Stablecoins have been adopted by traders and investors as a store of wealth to safeguard portfolios against market volatility. The largest and most popular of these, Tether, has faced significant scrutiny from federal and state regulators. The number of dollar-pegged Tethers, or USDT, in circulation has dropped significantly in recent months as price instability pushed traders to sell these tokens and move into another stablecoin. Total USDT circulation has dropped to $67 billion, according to data from CoinGecko, compared with a peak of more than $83 billion in early May. The total market value of stablecoins is about $155 billion, according to data from CoinMarketCap.

What concerns front-end market participants is that Tether invests in the same types of instruments as money-market funds, but is subject to less rigorous disclosure. 
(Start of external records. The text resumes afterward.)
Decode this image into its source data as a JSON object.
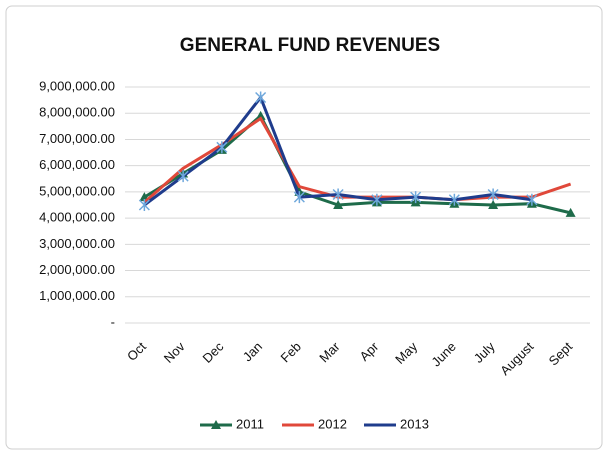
{
  "chart_data": {
    "type": "line",
    "title": "GENERAL FUND REVENUES",
    "categories": [
      "Oct",
      "Nov",
      "Dec",
      "Jan",
      "Feb",
      "Mar",
      "Apr",
      "May",
      "June",
      "July",
      "August",
      "Sept"
    ],
    "series": [
      {
        "name": "2011",
        "color": "#1e6b4a",
        "values": [
          4800000,
          5700000,
          6600000,
          7900000,
          5000000,
          4500000,
          4600000,
          4600000,
          4550000,
          4500000,
          4550000,
          4200000
        ]
      },
      {
        "name": "2012",
        "color": "#e0483a",
        "values": [
          4600000,
          5900000,
          6800000,
          7800000,
          5200000,
          4800000,
          4800000,
          4800000,
          4700000,
          4800000,
          4800000,
          5300000
        ]
      },
      {
        "name": "2013",
        "color": "#1f3c8c",
        "values": [
          4500000,
          5600000,
          6700000,
          8600000,
          4800000,
          4900000,
          4700000,
          4800000,
          4700000,
          4900000,
          4700000,
          null
        ]
      }
    ],
    "ylim": [
      0,
      9000000
    ],
    "yticks": [
      {
        "value": 0,
        "label": "-"
      },
      {
        "value": 1000000,
        "label": "1,000,000.00"
      },
      {
        "value": 2000000,
        "label": "2,000,000.00"
      },
      {
        "value": 3000000,
        "label": "3,000,000.00"
      },
      {
        "value": 4000000,
        "label": "4,000,000.00"
      },
      {
        "value": 5000000,
        "label": "5,000,000.00"
      },
      {
        "value": 6000000,
        "label": "6,000,000.00"
      },
      {
        "value": 7000000,
        "label": "7,000,000.00"
      },
      {
        "value": 8000000,
        "label": "8,000,000.00"
      },
      {
        "value": 9000000,
        "label": "9,000,000.00"
      }
    ],
    "grid": true,
    "legend": "bottom"
  }
}
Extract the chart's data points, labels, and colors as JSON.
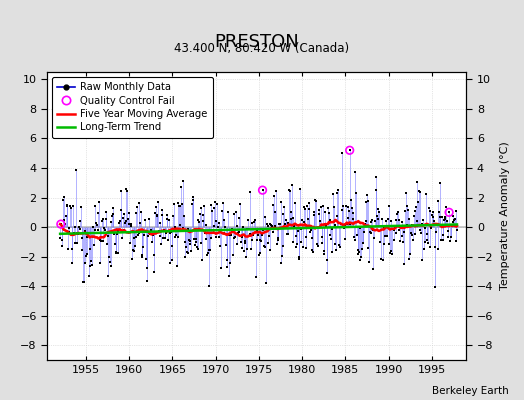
{
  "title": "PRESTON",
  "subtitle": "43.400 N, 80.420 W (Canada)",
  "ylabel": "Temperature Anomaly (°C)",
  "credit": "Berkeley Earth",
  "xlim": [
    1950.5,
    1999.0
  ],
  "ylim": [
    -9.0,
    10.5
  ],
  "yticks": [
    -8,
    -6,
    -4,
    -2,
    0,
    2,
    4,
    6,
    8,
    10
  ],
  "xticks": [
    1955,
    1960,
    1965,
    1970,
    1975,
    1980,
    1985,
    1990,
    1995
  ],
  "bg_color": "#e0e0e0",
  "plot_bg_color": "#ffffff",
  "line_color": "#0000cc",
  "stem_color": "#6666ff",
  "dot_color": "#000000",
  "ma_color": "#ff0000",
  "trend_color": "#00bb00",
  "qc_color": "#ff00ff",
  "start_year": 1952,
  "end_year": 1997,
  "seed": 12345,
  "qc_fail_times": [
    1952.1,
    1975.4,
    1985.5,
    1997.0
  ],
  "qc_fail_values": [
    0.2,
    2.5,
    5.2,
    1.0
  ],
  "ma_window": 60,
  "figwidth": 5.24,
  "figheight": 4.0,
  "dpi": 100
}
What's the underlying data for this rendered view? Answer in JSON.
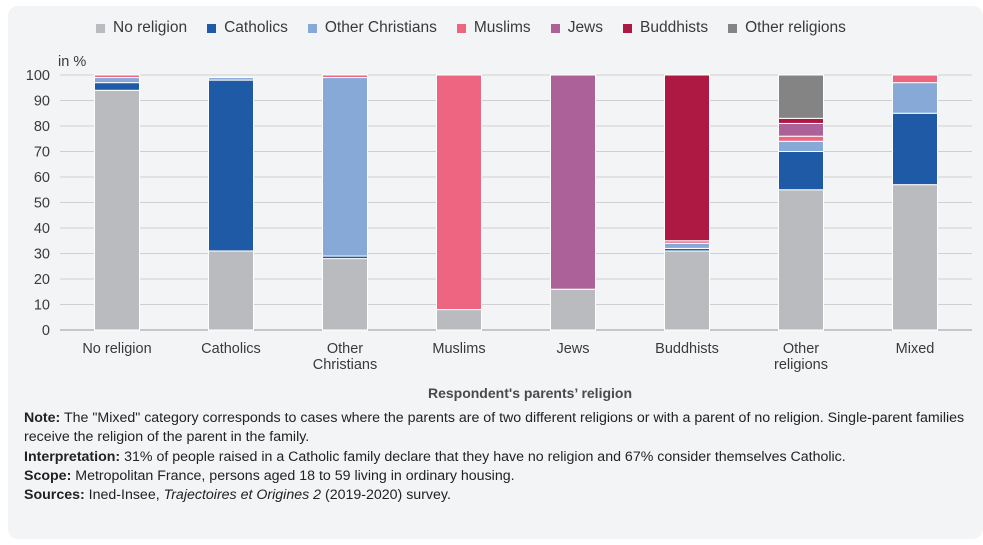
{
  "chart_data": {
    "type": "bar",
    "stacked": true,
    "unit_label": "in %",
    "xlabel": "Respondent's parents’ religion",
    "ylim": [
      0,
      100
    ],
    "yticks": [
      0,
      10,
      20,
      30,
      40,
      50,
      60,
      70,
      80,
      90,
      100
    ],
    "grid": true,
    "legend_position": "top",
    "categories": [
      [
        "No religion"
      ],
      [
        "Catholics"
      ],
      [
        "Other",
        "Christians"
      ],
      [
        "Muslims"
      ],
      [
        "Jews"
      ],
      [
        "Buddhists"
      ],
      [
        "Other",
        "religions"
      ],
      [
        "Mixed"
      ]
    ],
    "series": [
      {
        "name": "No religion",
        "color": "#babbbf",
        "values": [
          94,
          31,
          28,
          8,
          16,
          31,
          55,
          57
        ]
      },
      {
        "name": "Catholics",
        "color": "#1f5aa6",
        "values": [
          3,
          67,
          1,
          0,
          0,
          1,
          15,
          28
        ]
      },
      {
        "name": "Other Christians",
        "color": "#86a9d8",
        "values": [
          2,
          1,
          70,
          0,
          0,
          2,
          4,
          12
        ]
      },
      {
        "name": "Muslims",
        "color": "#ee6581",
        "values": [
          1,
          0,
          1,
          92,
          0,
          1,
          2,
          3
        ]
      },
      {
        "name": "Jews",
        "color": "#ac6298",
        "values": [
          0,
          0,
          0,
          0,
          84,
          0,
          5,
          0
        ]
      },
      {
        "name": "Buddhists",
        "color": "#ad1942",
        "values": [
          0,
          0,
          0,
          0,
          0,
          65,
          2,
          0
        ]
      },
      {
        "name": "Other religions",
        "color": "#848484",
        "values": [
          0,
          0,
          0,
          0,
          0,
          0,
          17,
          0
        ]
      }
    ]
  },
  "notes": {
    "note_label": "Note:",
    "note_text": " The \"Mixed\" category corresponds to cases where the parents are of two different religions or with a parent of no religion. Single-parent families receive the religion of the parent in the family.",
    "interp_label": "Interpretation:",
    "interp_text": " 31% of people raised in a Catholic family declare that they have no religion and 67% consider themselves Catholic.",
    "scope_label": "Scope:",
    "scope_text": " Metropolitan France, persons aged 18 to 59 living in ordinary housing.",
    "sources_label": "Sources:",
    "sources_pre": " Ined-Insee, ",
    "sources_italic": "Trajectoires et Origines 2",
    "sources_post": " (2019-2020) survey."
  }
}
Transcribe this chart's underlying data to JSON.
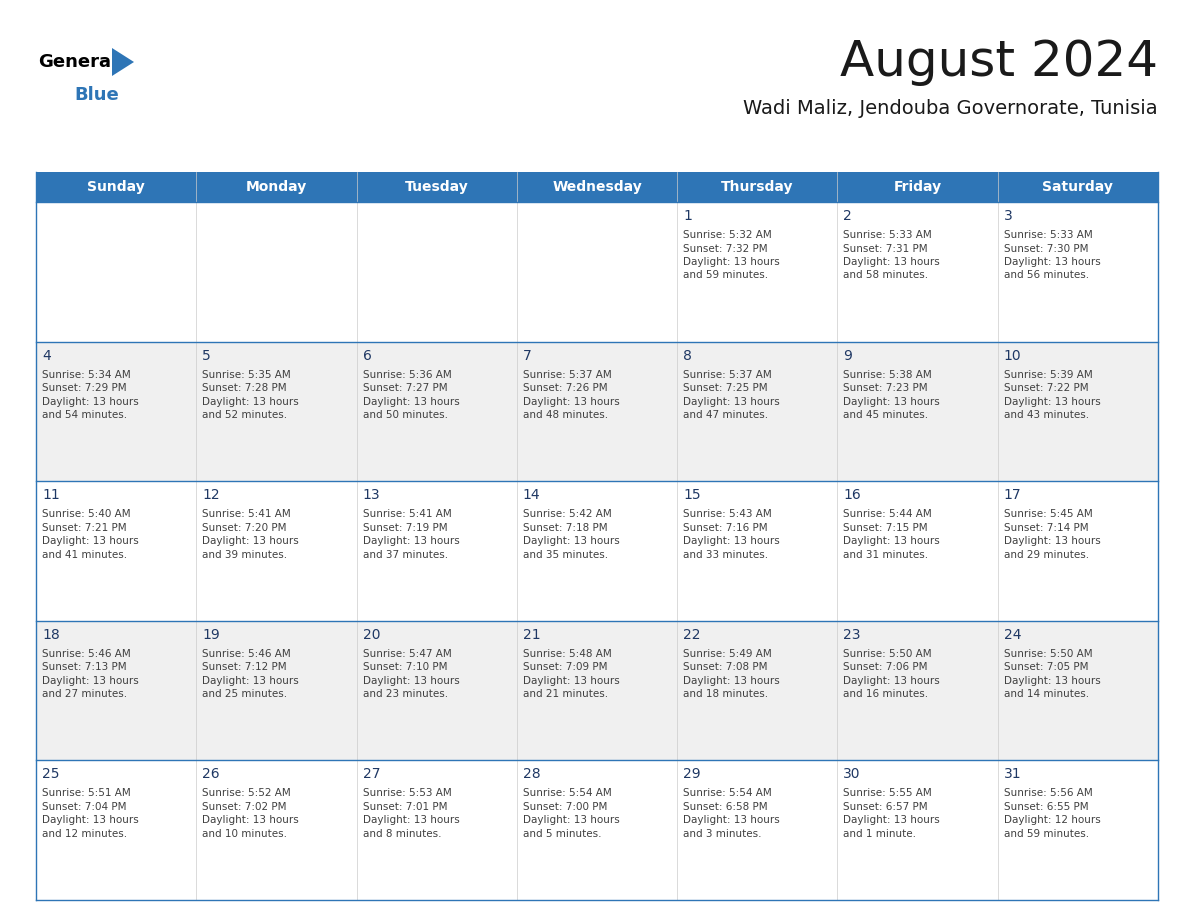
{
  "title": "August 2024",
  "subtitle": "Wadi Maliz, Jendouba Governorate, Tunisia",
  "header_bg": "#2E75B6",
  "header_text_color": "#FFFFFF",
  "days_of_week": [
    "Sunday",
    "Monday",
    "Tuesday",
    "Wednesday",
    "Thursday",
    "Friday",
    "Saturday"
  ],
  "cell_bg_light": "#F0F0F0",
  "cell_bg_white": "#FFFFFF",
  "day_num_color": "#1F3864",
  "info_text_color": "#404040",
  "border_color": "#2E75B6",
  "logo_color_black": "#000000",
  "logo_color_blue": "#2E75B6",
  "weeks": [
    [
      {
        "date": "",
        "sunrise": "",
        "sunset": "",
        "daylight": ""
      },
      {
        "date": "",
        "sunrise": "",
        "sunset": "",
        "daylight": ""
      },
      {
        "date": "",
        "sunrise": "",
        "sunset": "",
        "daylight": ""
      },
      {
        "date": "",
        "sunrise": "",
        "sunset": "",
        "daylight": ""
      },
      {
        "date": "1",
        "sunrise": "5:32 AM",
        "sunset": "7:32 PM",
        "daylight_line1": "Daylight: 13 hours",
        "daylight_line2": "and 59 minutes."
      },
      {
        "date": "2",
        "sunrise": "5:33 AM",
        "sunset": "7:31 PM",
        "daylight_line1": "Daylight: 13 hours",
        "daylight_line2": "and 58 minutes."
      },
      {
        "date": "3",
        "sunrise": "5:33 AM",
        "sunset": "7:30 PM",
        "daylight_line1": "Daylight: 13 hours",
        "daylight_line2": "and 56 minutes."
      }
    ],
    [
      {
        "date": "4",
        "sunrise": "5:34 AM",
        "sunset": "7:29 PM",
        "daylight_line1": "Daylight: 13 hours",
        "daylight_line2": "and 54 minutes."
      },
      {
        "date": "5",
        "sunrise": "5:35 AM",
        "sunset": "7:28 PM",
        "daylight_line1": "Daylight: 13 hours",
        "daylight_line2": "and 52 minutes."
      },
      {
        "date": "6",
        "sunrise": "5:36 AM",
        "sunset": "7:27 PM",
        "daylight_line1": "Daylight: 13 hours",
        "daylight_line2": "and 50 minutes."
      },
      {
        "date": "7",
        "sunrise": "5:37 AM",
        "sunset": "7:26 PM",
        "daylight_line1": "Daylight: 13 hours",
        "daylight_line2": "and 48 minutes."
      },
      {
        "date": "8",
        "sunrise": "5:37 AM",
        "sunset": "7:25 PM",
        "daylight_line1": "Daylight: 13 hours",
        "daylight_line2": "and 47 minutes."
      },
      {
        "date": "9",
        "sunrise": "5:38 AM",
        "sunset": "7:23 PM",
        "daylight_line1": "Daylight: 13 hours",
        "daylight_line2": "and 45 minutes."
      },
      {
        "date": "10",
        "sunrise": "5:39 AM",
        "sunset": "7:22 PM",
        "daylight_line1": "Daylight: 13 hours",
        "daylight_line2": "and 43 minutes."
      }
    ],
    [
      {
        "date": "11",
        "sunrise": "5:40 AM",
        "sunset": "7:21 PM",
        "daylight_line1": "Daylight: 13 hours",
        "daylight_line2": "and 41 minutes."
      },
      {
        "date": "12",
        "sunrise": "5:41 AM",
        "sunset": "7:20 PM",
        "daylight_line1": "Daylight: 13 hours",
        "daylight_line2": "and 39 minutes."
      },
      {
        "date": "13",
        "sunrise": "5:41 AM",
        "sunset": "7:19 PM",
        "daylight_line1": "Daylight: 13 hours",
        "daylight_line2": "and 37 minutes."
      },
      {
        "date": "14",
        "sunrise": "5:42 AM",
        "sunset": "7:18 PM",
        "daylight_line1": "Daylight: 13 hours",
        "daylight_line2": "and 35 minutes."
      },
      {
        "date": "15",
        "sunrise": "5:43 AM",
        "sunset": "7:16 PM",
        "daylight_line1": "Daylight: 13 hours",
        "daylight_line2": "and 33 minutes."
      },
      {
        "date": "16",
        "sunrise": "5:44 AM",
        "sunset": "7:15 PM",
        "daylight_line1": "Daylight: 13 hours",
        "daylight_line2": "and 31 minutes."
      },
      {
        "date": "17",
        "sunrise": "5:45 AM",
        "sunset": "7:14 PM",
        "daylight_line1": "Daylight: 13 hours",
        "daylight_line2": "and 29 minutes."
      }
    ],
    [
      {
        "date": "18",
        "sunrise": "5:46 AM",
        "sunset": "7:13 PM",
        "daylight_line1": "Daylight: 13 hours",
        "daylight_line2": "and 27 minutes."
      },
      {
        "date": "19",
        "sunrise": "5:46 AM",
        "sunset": "7:12 PM",
        "daylight_line1": "Daylight: 13 hours",
        "daylight_line2": "and 25 minutes."
      },
      {
        "date": "20",
        "sunrise": "5:47 AM",
        "sunset": "7:10 PM",
        "daylight_line1": "Daylight: 13 hours",
        "daylight_line2": "and 23 minutes."
      },
      {
        "date": "21",
        "sunrise": "5:48 AM",
        "sunset": "7:09 PM",
        "daylight_line1": "Daylight: 13 hours",
        "daylight_line2": "and 21 minutes."
      },
      {
        "date": "22",
        "sunrise": "5:49 AM",
        "sunset": "7:08 PM",
        "daylight_line1": "Daylight: 13 hours",
        "daylight_line2": "and 18 minutes."
      },
      {
        "date": "23",
        "sunrise": "5:50 AM",
        "sunset": "7:06 PM",
        "daylight_line1": "Daylight: 13 hours",
        "daylight_line2": "and 16 minutes."
      },
      {
        "date": "24",
        "sunrise": "5:50 AM",
        "sunset": "7:05 PM",
        "daylight_line1": "Daylight: 13 hours",
        "daylight_line2": "and 14 minutes."
      }
    ],
    [
      {
        "date": "25",
        "sunrise": "5:51 AM",
        "sunset": "7:04 PM",
        "daylight_line1": "Daylight: 13 hours",
        "daylight_line2": "and 12 minutes."
      },
      {
        "date": "26",
        "sunrise": "5:52 AM",
        "sunset": "7:02 PM",
        "daylight_line1": "Daylight: 13 hours",
        "daylight_line2": "and 10 minutes."
      },
      {
        "date": "27",
        "sunrise": "5:53 AM",
        "sunset": "7:01 PM",
        "daylight_line1": "Daylight: 13 hours",
        "daylight_line2": "and 8 minutes."
      },
      {
        "date": "28",
        "sunrise": "5:54 AM",
        "sunset": "7:00 PM",
        "daylight_line1": "Daylight: 13 hours",
        "daylight_line2": "and 5 minutes."
      },
      {
        "date": "29",
        "sunrise": "5:54 AM",
        "sunset": "6:58 PM",
        "daylight_line1": "Daylight: 13 hours",
        "daylight_line2": "and 3 minutes."
      },
      {
        "date": "30",
        "sunrise": "5:55 AM",
        "sunset": "6:57 PM",
        "daylight_line1": "Daylight: 13 hours",
        "daylight_line2": "and 1 minute."
      },
      {
        "date": "31",
        "sunrise": "5:56 AM",
        "sunset": "6:55 PM",
        "daylight_line1": "Daylight: 12 hours",
        "daylight_line2": "and 59 minutes."
      }
    ]
  ]
}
“We look at Tether’s disclosures and take it at face value,” said Teresa Ho, a strategist at JPMorgan Chase & Co. “No one knows what’s behind Tether’s reserve portfolio.” 

At the same time, a so-called crypto winter is chilling the digital asset industry. Companies like Coinbase Global Inc., Gemini Trust Co. and Crypto.com have laid off staff. The price of Bitcoin has sunk about 30% over the past month.

New Rules

Meanwhile, the SEC is expected to announce proposed changes to the money-fund industry by the end of the year, which includes requiring stable net asset value funds to float in a negative-rate environment -- with the aim of averting the kind of turmoil seen in March 2020. Panicked investors yanked billions from money funds in a matter of weeks then, contributing to the seizing up of the commercial-paper market, where many companies obtain short-term financing. 

This is one of the biggest points of contention. The other is what’s known as swing pricing, which would force redeeming investors to pay a fee. In comment letters to the SEC, fund managers have said it would likely bring the end of the so-called prime funds, pools of money that can invest in corporate as well as government paper. And indeed some managers have already shuttered that part of their business in anticipation of changes taking hold.

“They want financial stability and then they want to remove the greatest product that has the most transparency,” said Dennis Gepp, chief investment officer and managing director at Federated Hermes UK. “That’s where financial stability starts and they have to be very careful what they’re wishing for.”